Fed’s Bostic scales back to single rate cut on inflation concerns By Reuters

ATLANTA (Reuters) -Atlanta Federal Reserve Bank President Raphael Bostic said on Friday he now expects just a single quarter-point interest rate cut this year instead of the two he had projected, citing persistent inflation and stronger-than-anticipated economic data.

“I’m definitely less confident than I was in December” that inflation will continue to fall towards the Fed’s 2% target, Bostic told reporters after a forum. Price pressure concerns led him to scale back this year’s rate-cut outlook and push back the likely start date, he added.

Bostic had previously said rate reductions might start as soon as this summer.

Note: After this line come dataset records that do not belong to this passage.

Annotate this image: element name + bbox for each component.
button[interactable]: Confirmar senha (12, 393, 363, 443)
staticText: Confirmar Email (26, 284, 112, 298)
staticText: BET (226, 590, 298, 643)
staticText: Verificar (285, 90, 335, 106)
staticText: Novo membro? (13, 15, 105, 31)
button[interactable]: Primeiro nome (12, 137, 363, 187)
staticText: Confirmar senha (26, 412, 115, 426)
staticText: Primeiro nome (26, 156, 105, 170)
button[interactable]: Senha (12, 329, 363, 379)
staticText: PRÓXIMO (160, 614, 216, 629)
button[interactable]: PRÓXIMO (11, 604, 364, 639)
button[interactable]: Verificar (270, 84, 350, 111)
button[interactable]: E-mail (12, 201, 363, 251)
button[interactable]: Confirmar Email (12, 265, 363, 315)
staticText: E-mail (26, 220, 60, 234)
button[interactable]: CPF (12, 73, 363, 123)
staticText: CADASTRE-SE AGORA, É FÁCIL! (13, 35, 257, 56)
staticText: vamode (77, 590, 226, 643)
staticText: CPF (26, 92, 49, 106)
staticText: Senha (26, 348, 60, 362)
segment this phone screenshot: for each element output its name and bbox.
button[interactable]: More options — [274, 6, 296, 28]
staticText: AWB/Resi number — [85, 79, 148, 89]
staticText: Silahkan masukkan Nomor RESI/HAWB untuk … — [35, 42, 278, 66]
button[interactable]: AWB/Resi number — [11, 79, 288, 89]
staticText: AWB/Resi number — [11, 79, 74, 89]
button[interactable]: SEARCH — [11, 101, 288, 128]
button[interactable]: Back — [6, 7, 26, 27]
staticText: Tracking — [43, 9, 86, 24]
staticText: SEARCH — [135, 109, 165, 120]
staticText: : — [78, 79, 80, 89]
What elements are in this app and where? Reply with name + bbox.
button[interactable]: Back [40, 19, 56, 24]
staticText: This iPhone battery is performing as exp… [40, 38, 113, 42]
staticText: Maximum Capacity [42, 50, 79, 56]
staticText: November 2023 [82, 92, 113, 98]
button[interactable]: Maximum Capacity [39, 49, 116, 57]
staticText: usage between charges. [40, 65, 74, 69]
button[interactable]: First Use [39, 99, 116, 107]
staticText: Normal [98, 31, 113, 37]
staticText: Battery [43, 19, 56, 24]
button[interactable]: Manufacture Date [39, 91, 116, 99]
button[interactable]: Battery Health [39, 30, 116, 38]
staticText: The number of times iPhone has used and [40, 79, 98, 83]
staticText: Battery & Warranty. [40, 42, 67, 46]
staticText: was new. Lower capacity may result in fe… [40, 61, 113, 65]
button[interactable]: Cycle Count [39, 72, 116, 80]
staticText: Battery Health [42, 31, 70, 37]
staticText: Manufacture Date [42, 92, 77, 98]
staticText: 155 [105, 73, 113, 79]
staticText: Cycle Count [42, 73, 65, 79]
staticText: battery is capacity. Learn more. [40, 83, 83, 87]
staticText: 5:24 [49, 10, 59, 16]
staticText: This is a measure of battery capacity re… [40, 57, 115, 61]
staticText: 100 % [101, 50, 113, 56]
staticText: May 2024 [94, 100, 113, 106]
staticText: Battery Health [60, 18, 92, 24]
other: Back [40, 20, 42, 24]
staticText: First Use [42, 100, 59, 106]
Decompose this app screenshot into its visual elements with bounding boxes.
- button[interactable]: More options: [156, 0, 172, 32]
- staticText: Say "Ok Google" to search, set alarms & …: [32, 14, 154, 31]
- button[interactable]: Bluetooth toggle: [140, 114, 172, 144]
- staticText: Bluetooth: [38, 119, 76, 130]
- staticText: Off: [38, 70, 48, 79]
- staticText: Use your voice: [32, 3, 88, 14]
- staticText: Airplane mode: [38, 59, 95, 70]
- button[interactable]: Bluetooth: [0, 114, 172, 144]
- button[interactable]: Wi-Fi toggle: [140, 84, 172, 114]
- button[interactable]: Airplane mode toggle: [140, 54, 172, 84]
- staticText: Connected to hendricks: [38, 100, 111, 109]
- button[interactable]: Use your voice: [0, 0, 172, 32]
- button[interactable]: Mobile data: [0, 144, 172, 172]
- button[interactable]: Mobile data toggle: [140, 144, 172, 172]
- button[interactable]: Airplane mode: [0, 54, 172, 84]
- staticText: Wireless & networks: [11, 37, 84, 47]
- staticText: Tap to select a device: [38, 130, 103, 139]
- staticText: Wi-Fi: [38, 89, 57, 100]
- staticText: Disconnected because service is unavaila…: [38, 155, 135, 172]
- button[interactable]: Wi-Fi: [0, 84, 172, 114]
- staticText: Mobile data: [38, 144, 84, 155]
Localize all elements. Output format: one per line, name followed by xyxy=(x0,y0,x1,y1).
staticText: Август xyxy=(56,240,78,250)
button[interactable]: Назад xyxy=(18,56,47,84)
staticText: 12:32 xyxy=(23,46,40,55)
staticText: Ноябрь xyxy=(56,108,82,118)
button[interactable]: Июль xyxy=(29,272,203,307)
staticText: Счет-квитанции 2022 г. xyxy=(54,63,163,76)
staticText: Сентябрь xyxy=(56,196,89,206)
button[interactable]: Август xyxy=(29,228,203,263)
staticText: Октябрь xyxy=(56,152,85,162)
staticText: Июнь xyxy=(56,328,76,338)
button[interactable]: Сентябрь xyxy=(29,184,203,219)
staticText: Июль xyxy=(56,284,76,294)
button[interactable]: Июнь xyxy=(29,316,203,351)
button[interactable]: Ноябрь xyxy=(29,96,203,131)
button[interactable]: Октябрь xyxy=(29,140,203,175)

The Fed is widely expected to reduce rates beginning in June.

Bostic said the economy has proved more resilient than anticipated, with recent data causing him to roughly double his 2024 U.S. economic growth estimate to 2%. He saw little or no change in the current 3.9% unemployment rate, a level considered inflationary not too long go, he added.

While he feels inflation is on an “arc” lower, it may be moving slower, and he cited concern about the number of items still recording outsized price increases.

The balance of risks has shifted towards waiting longer before easing monetary policy, said Bostic, a voter this year on the U.S. central bank’s interest rate policy and its first official to speak publicly since the Federal Open Market Committee meeting ended on Wednesday.

The Fed held rates steady in the 5.25% to 5.5% range at the meeting, with most policymakers still expecting at least three rate cuts this year, but its new projections reflected slower progress on inflation and continued economic strength.

“If we have an economy that is growing above potential, and we have an economy where unemployment is at levels that were deemed to be unimaginable without pricing pressures, and if we have an economy where inflation is moderating … those are good things,” Bostic said. “That gives us space for patience.”